Hydrologic modeling with uncertain input parameters
Abstract
Erosion risk is recognized as a major threat whose consequences affect urbanized and agricultural areas. Recent assessments of the predictive abilities of erosion models show the difficulty to correctly predict the spatial patterns of erosion and deposition. This is due to the high sensibility of the model to input parameters that contain large spatial and temporal variability. Many studies concluded that model outputs are very sensitive to input hydrological parameters, especially to the saturated hydraulic conductivity. Here, we use an erosion model coupling the Shallow Water equations with the Hairsine-Rose soil erosion which can integrate different sediment size classes.

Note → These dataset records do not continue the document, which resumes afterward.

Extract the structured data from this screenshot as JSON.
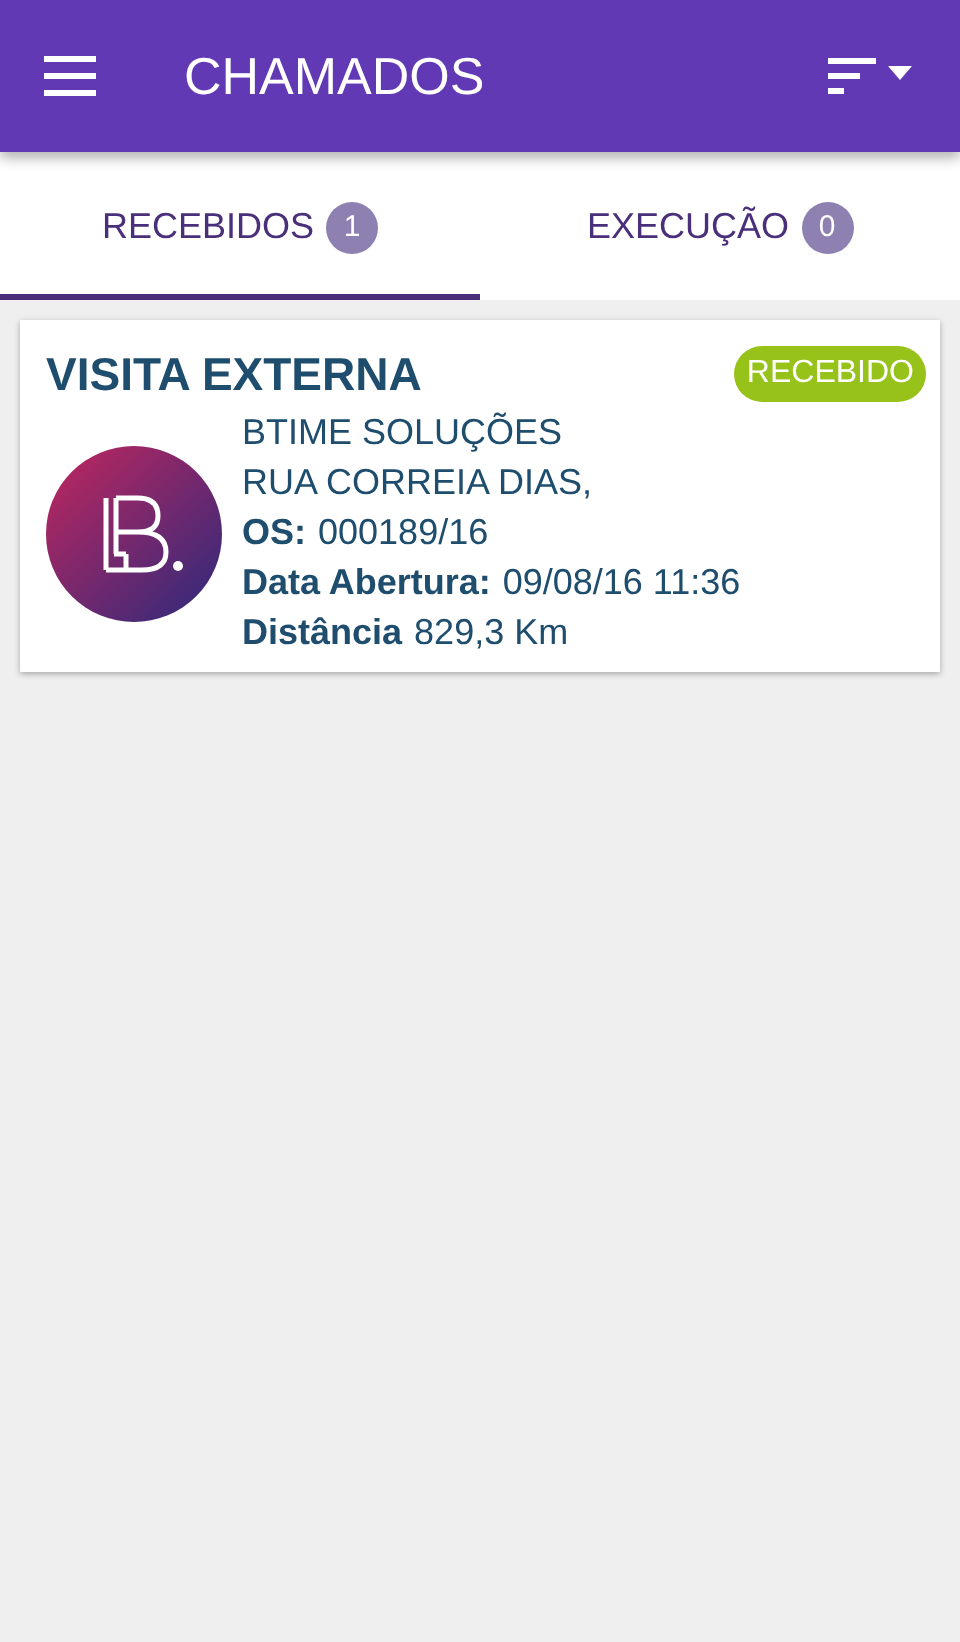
{
  "app_bar": {
    "title": "CHAMADOS"
  },
  "tabs": [
    {
      "label": "RECEBIDOS",
      "count": "1",
      "selected": true
    },
    {
      "label": "EXECUÇÃO",
      "count": "0",
      "selected": false
    }
  ],
  "cards": [
    {
      "title": "VISITA EXTERNA",
      "status": "RECEBIDO",
      "lines": [
        {
          "value": "BTIME SOLUÇÕES"
        },
        {
          "value": "RUA CORREIA DIAS,"
        },
        {
          "label": "OS:",
          "value": "000189/16"
        },
        {
          "label": "Data Abertura:",
          "value": "09/08/16 11:36"
        },
        {
          "label": "Distância",
          "value": "829,3 Km"
        }
      ]
    }
  ]
}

As the scale of modeling is different from the scale of observed or measured data, we use a stochastic distribution of relevant input parameters to represent the micro-scale. A first part of the study concerns the rainfall/runoff model in which the saturated hydraulic conductivity is considered as a stochastic input parameter. A second part is dedicated to the influence of soil parameters in the erosion model. For each part, we evaluate how uncertainties on the inputs impact the surface runoff or the erosion model outputs during various types of rainfall events. We test different stochastic tools to quantify the propagation of uncertainties (Monte Carlo method, Karhunen-Loève expansion...) and we use numerical test cases representing fields or hillslope to assess the methodology in the context of runoff and soil erosion modeling. Simulation results allow us to know where effort should be concentrated when collecting input parameters and limit output error.